AT a “town hall” appearance in New Hampshire last October, Democrat presidential candidate Hillary Clinton told her audience that the Australian approach to gun regulation policies was “worth looking at” and “worth considering.”

“The Australian government, as part of trying to clamp down on the availability of automatic weapons, offered a good price for buying hundreds of thousands of guns, and then they basically clamped down going forward in terms of having, you know, more of a background-check approach, more of a permitting approach.”

By “automatic weapons,” she presumably meant “semiautomatic weapons,” but as with many other advocates of banning so-called “assault weapons,” Clinton evidently prefers her audience to ignore the difference between semi and fully automatic firearms.

That, though, is not the worst of the deceptions in that sentence. She also did not bother to mention that the “good price for buying hundreds of thousands of guns” wasn’t negotiable for the “seller.” The “sale” was mandatory, and owners of any semiautomatic rifles or shotguns (and indeed even pump-action shotguns) were forced by the government to surrender them.

Commerce is a mutually voluntary act. Both buyer and seller believe the transaction suits their respective purposes. If not, one or the other party would reject it. That is not what happened in Australia. The “buyer” set the price and told the “seller” he had to accept it. If he refused, the government’s hired muscle (probably armed with the very type of firearm the government insisted on “buying”) would come and take the guns by force. If the “seller” resisted, he faced the very real possibility of death at the hands of the government.

To put it less delicately, if what each Australian gun owner was forced by the government to do is a sale, then any rape victim whose assailant tosses them a dollar after the rape is a prostitute.

But that’s not what Clinton wanted to talk about. Instead, she compared the possibility of an American gun “buy-back” to the Obama Administration’s “Cash for Clunkers” program, in which owners of older, less fuel efficient, less environmentally friendly cars could sell them to the federal government for credit toward the purchase of a new car.

The theory was that the benefits would be multifold: gasoline would be conserved, environmentally harmful emissions would be reduced, and the reeling U.S. auto industry would be stimulated, as program participants spent the money given to them for their “clunkers” to buy new cars.

Whether or not that theory had much to do with reality, and whether or not, indeed, there is any Constitutionally enumerated power by which the federal government has the authority to use we the people’s tax revenue for such purposes is a discussion for another time.

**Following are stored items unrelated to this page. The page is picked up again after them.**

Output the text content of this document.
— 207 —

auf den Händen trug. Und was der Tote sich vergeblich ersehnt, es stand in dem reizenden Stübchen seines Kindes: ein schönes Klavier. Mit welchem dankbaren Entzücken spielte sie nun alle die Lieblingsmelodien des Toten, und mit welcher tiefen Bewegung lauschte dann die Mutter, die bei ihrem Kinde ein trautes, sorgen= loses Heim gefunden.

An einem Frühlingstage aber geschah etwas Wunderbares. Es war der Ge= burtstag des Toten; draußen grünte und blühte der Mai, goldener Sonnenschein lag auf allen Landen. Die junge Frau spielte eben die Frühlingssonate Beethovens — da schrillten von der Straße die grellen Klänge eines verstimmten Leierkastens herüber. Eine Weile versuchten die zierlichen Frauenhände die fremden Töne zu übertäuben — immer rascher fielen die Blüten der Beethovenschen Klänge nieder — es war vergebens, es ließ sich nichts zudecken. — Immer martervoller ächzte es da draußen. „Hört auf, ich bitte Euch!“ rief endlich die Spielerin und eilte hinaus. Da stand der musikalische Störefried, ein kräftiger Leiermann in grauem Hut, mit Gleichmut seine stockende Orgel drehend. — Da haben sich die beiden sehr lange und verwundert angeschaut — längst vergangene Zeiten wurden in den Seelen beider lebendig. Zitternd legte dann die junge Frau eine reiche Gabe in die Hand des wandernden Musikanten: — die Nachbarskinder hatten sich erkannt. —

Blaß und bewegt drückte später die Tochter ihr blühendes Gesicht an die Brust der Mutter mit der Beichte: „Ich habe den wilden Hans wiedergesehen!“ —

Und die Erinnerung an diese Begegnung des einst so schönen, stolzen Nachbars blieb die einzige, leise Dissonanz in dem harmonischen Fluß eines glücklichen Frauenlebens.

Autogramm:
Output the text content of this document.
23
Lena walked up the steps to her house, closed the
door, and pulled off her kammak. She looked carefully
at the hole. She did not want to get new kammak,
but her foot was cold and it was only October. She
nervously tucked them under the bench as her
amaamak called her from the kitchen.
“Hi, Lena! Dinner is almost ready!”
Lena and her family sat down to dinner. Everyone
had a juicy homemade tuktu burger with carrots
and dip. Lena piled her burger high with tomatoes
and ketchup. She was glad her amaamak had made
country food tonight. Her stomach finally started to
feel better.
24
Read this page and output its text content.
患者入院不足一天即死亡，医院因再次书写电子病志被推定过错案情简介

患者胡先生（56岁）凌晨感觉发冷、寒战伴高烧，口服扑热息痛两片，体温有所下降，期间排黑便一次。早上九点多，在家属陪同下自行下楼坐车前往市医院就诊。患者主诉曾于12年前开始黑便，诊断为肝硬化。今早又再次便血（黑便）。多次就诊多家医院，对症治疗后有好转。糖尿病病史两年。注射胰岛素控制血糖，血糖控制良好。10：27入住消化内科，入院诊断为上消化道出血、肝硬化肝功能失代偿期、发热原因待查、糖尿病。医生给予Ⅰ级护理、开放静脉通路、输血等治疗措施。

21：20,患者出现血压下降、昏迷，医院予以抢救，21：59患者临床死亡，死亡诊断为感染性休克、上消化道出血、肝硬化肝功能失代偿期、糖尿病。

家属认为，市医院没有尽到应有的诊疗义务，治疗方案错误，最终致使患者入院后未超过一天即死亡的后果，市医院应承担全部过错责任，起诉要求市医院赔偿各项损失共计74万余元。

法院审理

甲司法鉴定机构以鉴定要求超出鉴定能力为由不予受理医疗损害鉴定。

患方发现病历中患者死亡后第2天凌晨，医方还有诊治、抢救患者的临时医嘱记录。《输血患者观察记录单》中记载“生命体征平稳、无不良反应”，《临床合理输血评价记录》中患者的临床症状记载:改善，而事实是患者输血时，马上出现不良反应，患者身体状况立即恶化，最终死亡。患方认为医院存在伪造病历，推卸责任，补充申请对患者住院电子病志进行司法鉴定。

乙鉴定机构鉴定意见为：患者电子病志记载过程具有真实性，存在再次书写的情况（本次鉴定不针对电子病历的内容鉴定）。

What is relevant here is that Clinton is clearly not looking for a way to stimulate the gun industry, and is certainly not trying to induce Americans to upgrade the firepower in their gun safes. Her intent was very nearly the exact opposite.

Gun rights advocates, of course, had something to say about Clinton’s admiration for the Australian plan. The response was sufficiently heated that Clinton campaign strategists felt compelled to hastily backpedal away from the gun confiscation precipice. As reported in The Hill:

Asked during a Monday interview if Clinton was suggesting the confiscation of guns, Clinton communications director Jen Palmieri said, “Of course not.

“What she was referring to is places where there have been mass shootings and the countries have done something to act on it,” Palmieri said on MSNBC’s Andrea Mitchell Reports.

What Palmieri failed to address was that the “something to act on it” done by the one country Clinton mentioned was indeed the confiscation of hundreds of thousands of guns (which, in the U.S., would scale up to scores of millions of guns).

Are we really to believe that Clinton was unaware of that when she touted the Australian measure? Even if so (a very big “if”), are we to be comfortable with Clinton’s competence to set gun policy when she claims not to support the central element of the gun restriction plan she praised so lavishly?

Of course not.

Clinton was fully aware that the Australian measure was mass gun confiscation, and she thinks that approach is “worth considering” for the U.S. Fine. “Consider” it, Clinton. But then consider—and consider well—what the reality would look like. Thousands—perhaps tens of thousands, or hundreds of thousands, or even millions—of Americans would sooner use their semiautomatic firearms than surrender them.

And by “use,” I mean use against the confiscators.

And about those confiscators: How many would decide to enforce such a “law,” in defiance of the Constitution (not to mention simple human decency)? Of those who would, how many would not change their minds when they saw their brother and sister officers (and/or military service members) killed trying to disarm their countrymen?

Not enough for your purposes, Clinton. Not nearly enough.

If the government tries to force citizens to “sell” our guns, the price will not be cash, but blood. And the confiscationists don’t have enough of that to afford it.